Naomi Standen, ed, Demystifying China: New Understandings of Chinese History, Rowman and Littlefield, 2013

It is a commonplace of historiography that national histories, at each time, are written so as to justify the current regimes. Scholars might well have alternative accounts, but in general these alternatives do not much alter the accepted history. And even scholarship is influenced by the availability of archives, the accepted shape of the historical account, and the demands of censorship and convention.

At the same time, “counter-narratives” claiming to expose the limits of the national history, or historical accounts of a nation’s national history–no matter how scholarly and fair, tend to go overboard in de-legitimating the conventional national history.

“China” is one of the contested notions of modern times. It’s borders, its relationship to the West and imperialism  its account of its Nationalist or Communist or Qing past, its account of Tibet, … all of these are up for grabs, and have been dramatically altered in very short periods. How should we think of the Cultural Revolution? The Opium Wars? The Century of Humiliation? Keep in mind that the Han Chinese account of China is likely no more reliable than is the White Christian account of the US.

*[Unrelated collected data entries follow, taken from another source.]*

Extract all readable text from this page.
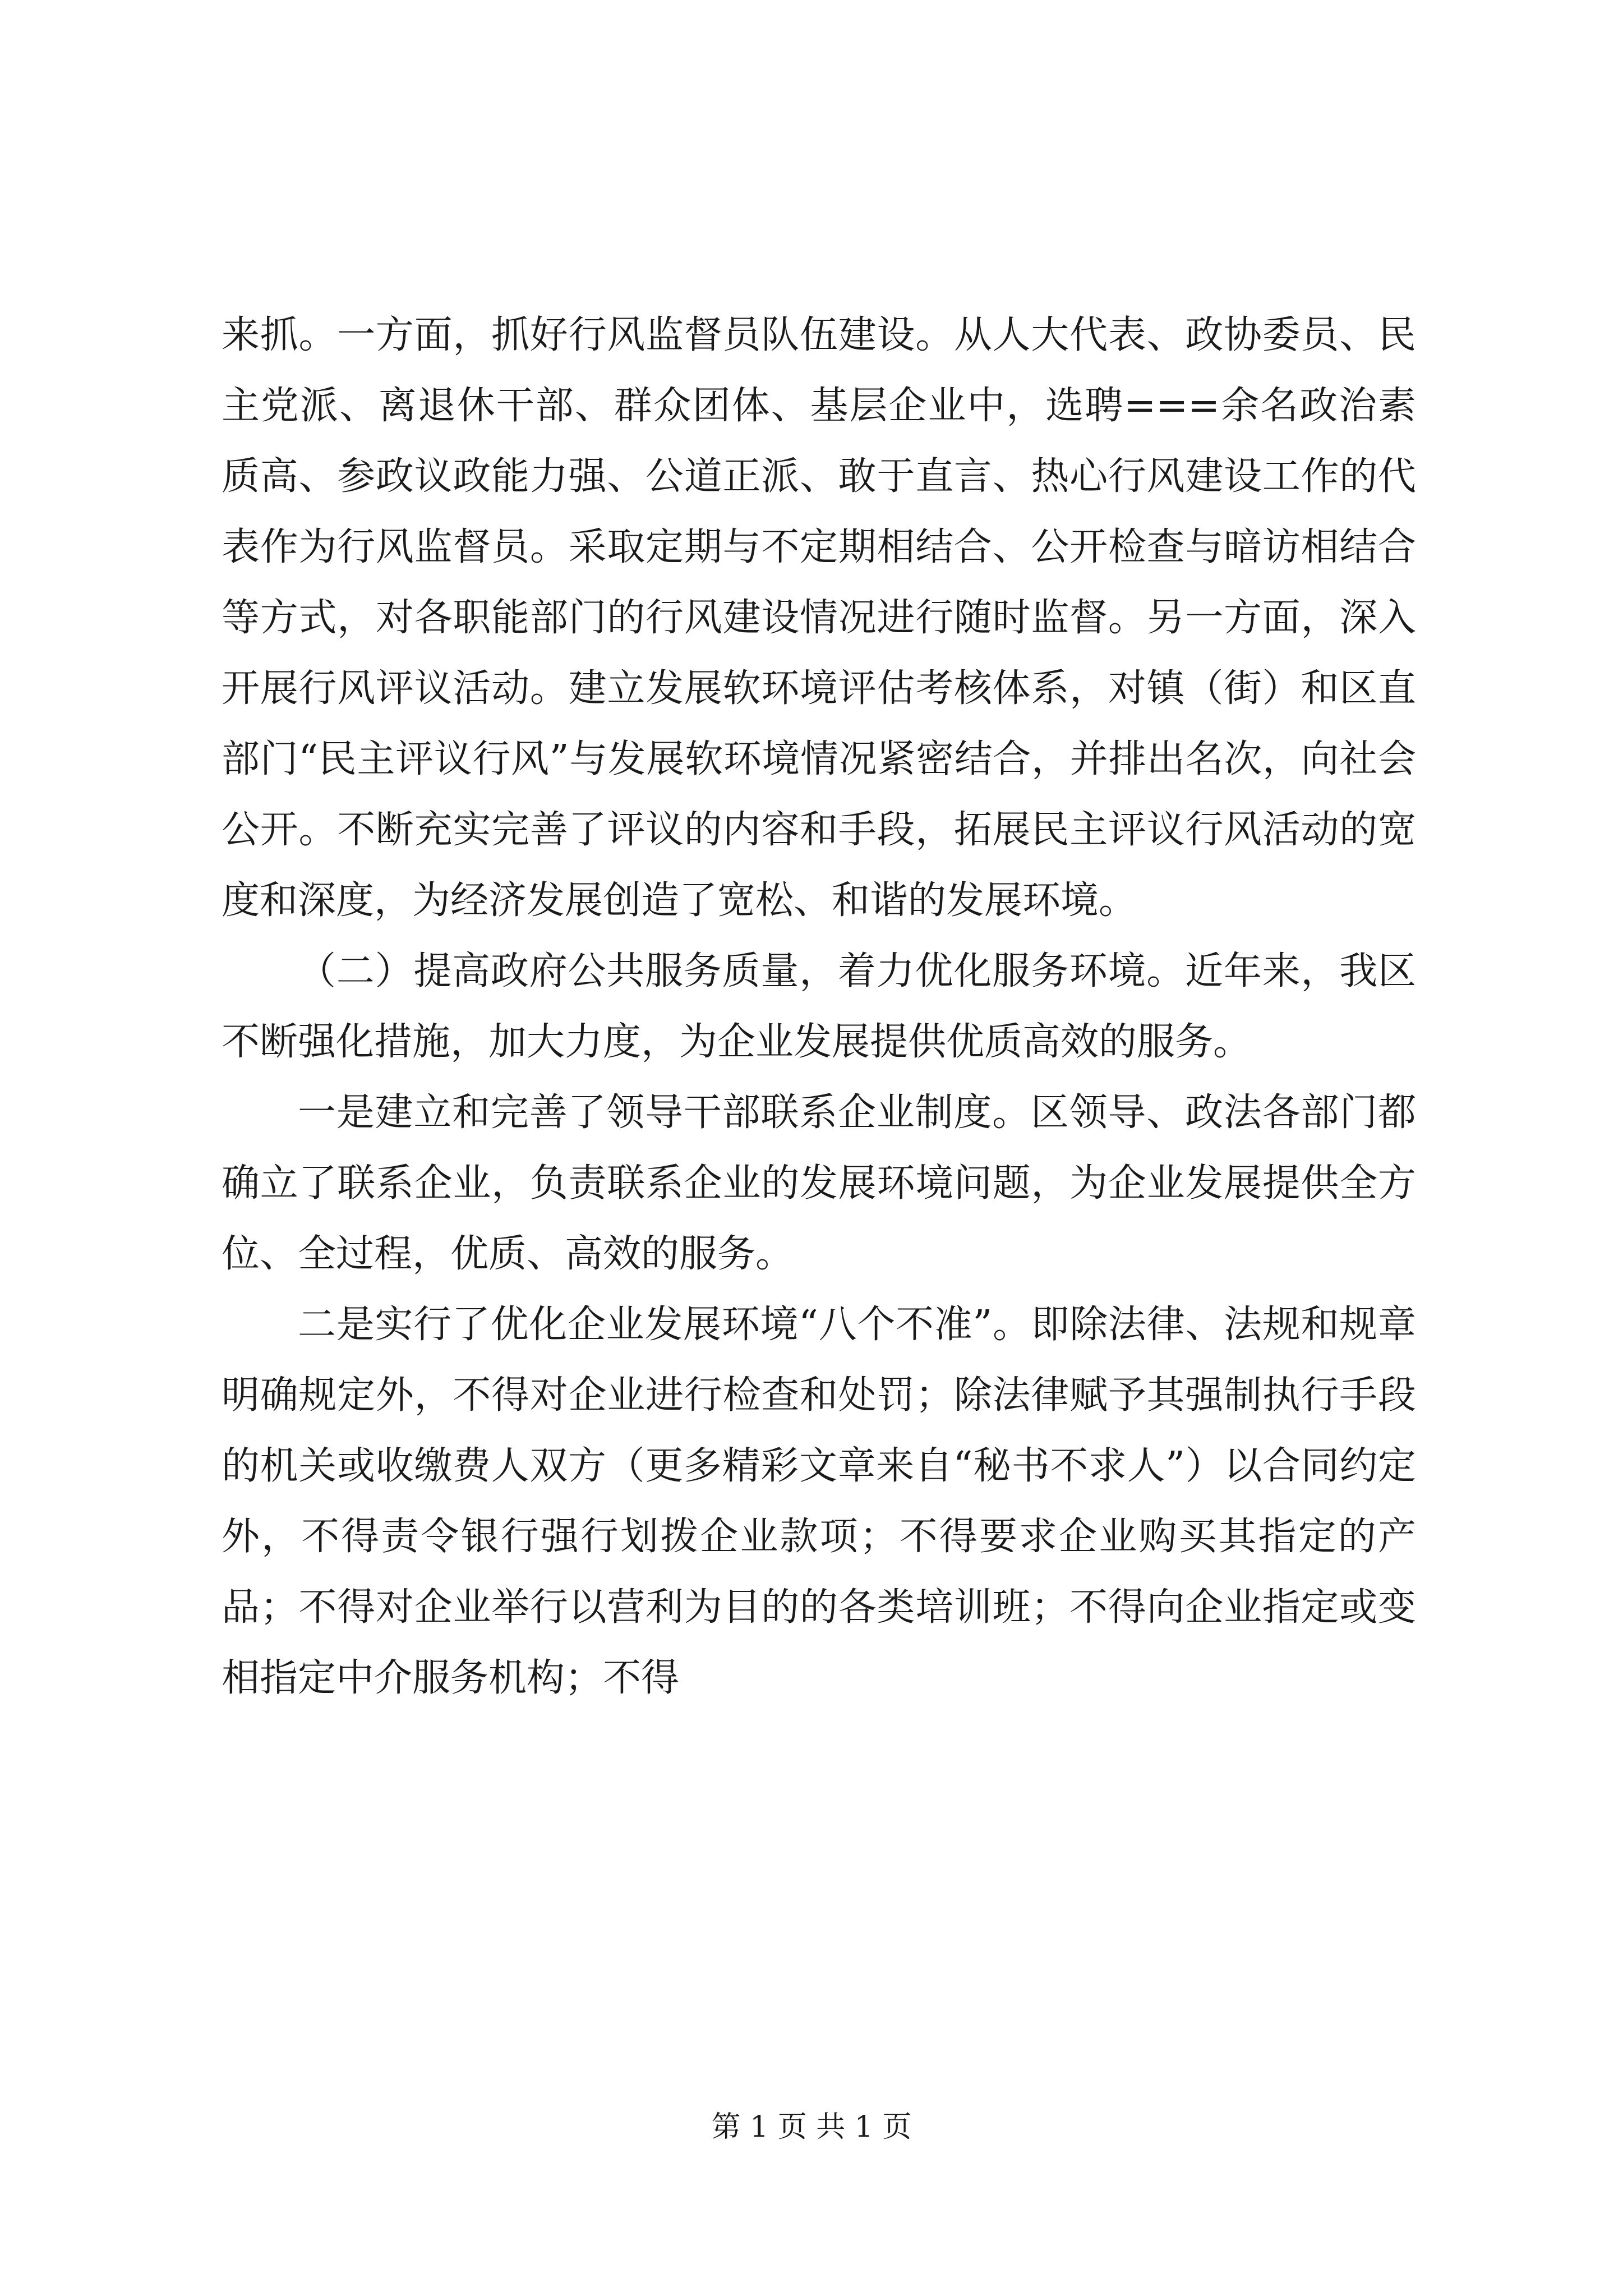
来抓。一方面，抓好行风监督员队伍建设。从人大代表、政协委员、民主党派、离退休干部、群众团体、基层企业中，选聘===余名政治素质高、参政议政能力强、公道正派、敢于直言、热心行风建设工作的代表作为行风监督员。采取定期与不定期相结合、公开检查与暗访相结合等方式，对各职能部门的行风建设情况进行随时监督。另一方面，深入开展行风评议活动。建立发展软环境评估考核体系，对镇（街）和区直部门“民主评议行风”与发展软环境情况紧密结合，并排出名次，向社会公开。不断充实完善了评议的内容和手段，拓展民主评议行风活动的宽度和深度，为经济发展创造了宽松、和谐的发展环境。

（二）提高政府公共服务质量，着力优化服务环境。近年来，我区不断强化措施，加大力度，为企业发展提供优质高效的服务。

一是建立和完善了领导干部联系企业制度。区领导、政法各部门都确立了联系企业，负责联系企业的发展环境问题，为企业发展提供全方位、全过程，优质、高效的服务。

二是实行了优化企业发展环境“八个不准”。即除法律、法规和规章明确规定外，不得对企业进行检查和处罚；除法律赋予其强制执行手段的机关或收缴费人双方（更多精彩文章来自“秘书不求人”）以合同约定外，不得责令银行强行划拨企业款项；不得要求企业购买其指定的产品；不得对企业举行以营利为目的的各类培训班；不得向企业指定或变相指定中介服务机构；不得

第 1 页 共 1 页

For those interested in governance, both Qing and Nationalist governance is rather more complex than a story of corruption and criminality, and often those periods were remarkable achievements in a country that was fraction and faction filled.

I do not know how reliable are the authors in this multifaceted introduction to Chinese history’s conflicts. They provide guidance to further reading, reading that is for the most part scholarly and presumably reliable. But what is important, for me, is how it alters my sense of “China” and that history of China I learned in World History in the tenth grade (1957) at Thomas Jefferson High School in Brooklyn, New York. As is often the case, most “great moments” in national history (Opium Wars, Boxer Rebellion) are more complex than could serve as accounts of evil or good, or justifying the current regime. (Would we be better off not using the term “9/11”, for we would then be better focused on our security?)

(It turns out that my tenth grade teacher’s most important reference for some recent events was Sidney Fay’s Origins of the World War (I). I just saw that Fay is also the source of the game Diplomacy, the creator of the game having studied with Fay at Harvard.)

What’s crucial is that our notion of China, as we understand it today, is no more long-standing than those of the European nations, all an artifact of the late 19th century as best, often rather more recent. And don’t let Confucianism ever be used as an explanatory variable in Chinese history, unless you really believe that Christianity (which sort) does the same for US history.